Diary of a Fresher: ‘Exam time is difficult without parents waiting on you’

Author: By David Scripps

We do have some sense of camaraderie, only slightly spoiled by the fact that, depending on subject, each of us is in a very different position. A few of us had our exams at the very start of this term, allowing the rest of the year to be spent doing normal work. Such people hated and envied the rest of us during the Easter holidays, while in recent weeks, as our exams drew nearer, we learned to hate and envy them in turn.

Exams for each subject are clustered together, so some people have far longer to revise than others, but then have far less chance at uni to enjoy “freedom” once they are done. My exams are earlier than most, and I dislike it intensely. It is nigh on impossible to work hard and stay positive when you know that practically everyone else has a good week longer to revise than you do. The only reason I managed to achieve anything substantial before everyone buckled down collectively a couple weeks before my first exam was because my lovely but possibly over-zealous director of studies forced me to write a sickening quantity of timed revision essays for him. I imagine I’ll thank him for it eventually, but for now, my hand just hurts.

Once the final push started, people reacted very differently.
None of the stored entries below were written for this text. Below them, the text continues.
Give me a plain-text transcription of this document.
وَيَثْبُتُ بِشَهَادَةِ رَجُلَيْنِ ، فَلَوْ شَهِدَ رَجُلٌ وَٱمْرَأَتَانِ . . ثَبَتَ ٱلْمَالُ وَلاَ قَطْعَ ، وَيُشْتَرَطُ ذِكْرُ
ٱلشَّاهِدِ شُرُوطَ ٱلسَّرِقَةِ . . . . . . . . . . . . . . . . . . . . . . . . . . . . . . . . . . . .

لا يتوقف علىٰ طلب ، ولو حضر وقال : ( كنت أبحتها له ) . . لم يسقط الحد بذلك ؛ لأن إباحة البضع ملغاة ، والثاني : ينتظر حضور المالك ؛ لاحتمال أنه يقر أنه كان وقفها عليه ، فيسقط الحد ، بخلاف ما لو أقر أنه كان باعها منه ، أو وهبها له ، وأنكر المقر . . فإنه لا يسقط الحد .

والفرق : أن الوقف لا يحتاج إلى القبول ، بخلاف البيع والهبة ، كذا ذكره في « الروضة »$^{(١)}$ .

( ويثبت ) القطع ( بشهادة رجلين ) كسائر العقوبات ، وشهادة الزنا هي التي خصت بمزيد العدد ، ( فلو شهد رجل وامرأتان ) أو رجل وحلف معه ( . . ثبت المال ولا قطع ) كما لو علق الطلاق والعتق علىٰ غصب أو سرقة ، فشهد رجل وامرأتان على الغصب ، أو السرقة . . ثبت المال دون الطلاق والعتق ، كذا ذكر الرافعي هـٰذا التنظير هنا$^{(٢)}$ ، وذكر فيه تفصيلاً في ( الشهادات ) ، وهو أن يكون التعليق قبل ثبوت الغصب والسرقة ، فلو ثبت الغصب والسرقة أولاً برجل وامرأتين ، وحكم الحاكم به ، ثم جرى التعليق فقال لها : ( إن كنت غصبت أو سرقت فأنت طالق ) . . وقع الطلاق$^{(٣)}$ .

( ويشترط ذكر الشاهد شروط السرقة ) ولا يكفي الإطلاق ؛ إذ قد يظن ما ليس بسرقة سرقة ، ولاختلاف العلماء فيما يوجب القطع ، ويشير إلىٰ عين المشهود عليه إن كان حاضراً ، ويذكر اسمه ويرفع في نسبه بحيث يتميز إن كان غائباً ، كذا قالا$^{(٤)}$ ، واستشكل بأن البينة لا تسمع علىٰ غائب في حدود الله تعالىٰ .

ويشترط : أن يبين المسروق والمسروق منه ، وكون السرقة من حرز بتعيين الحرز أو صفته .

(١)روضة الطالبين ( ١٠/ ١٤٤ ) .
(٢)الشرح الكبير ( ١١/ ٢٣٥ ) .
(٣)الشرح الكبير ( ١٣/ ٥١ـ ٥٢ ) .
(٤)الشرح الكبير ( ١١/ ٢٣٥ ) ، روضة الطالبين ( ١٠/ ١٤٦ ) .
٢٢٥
Some holed themselves up in their rooms, bulk-buying cereal and peppering the posters they put up in freshers week with multi-coloured Post-it notes, while others unofficially appropriated a particular desk in a library, leaving their notes, clothes, stuffed toys, and yet more Post-it notes there at all hours. Because I didn’t reserve a desk soon enough, I have had to adopt the former approach. I haven’t taken an exam in two years, and I don’t feel like I’ve found my stride yet. It’s surprisingly difficult coping with exams without having two willing parents waiting on you hand and foot. I miss them.

It’s a relief my exam results don’t affect my eventual degree, providing I pass and therefore don’t get chucked out. In stark contrast to most of our experiences at school, though, for a number of us failure is a genuine possibility. With so much of our time during the year spent simply coping with the workload as opposed to, say, actually learning stuff, a lot of people didn’t start this term in a good position at all, myself included. Most of us have by now made the mental jump from the frame of mind that dictates anything less than a top grade is in some way a failure to one that says so long as you survive until next year, all is well. For my part, getting chucked out seems unlikely, but my likely 2:2 is still closer to the danger zone than I’d like it to be. Wish me luck.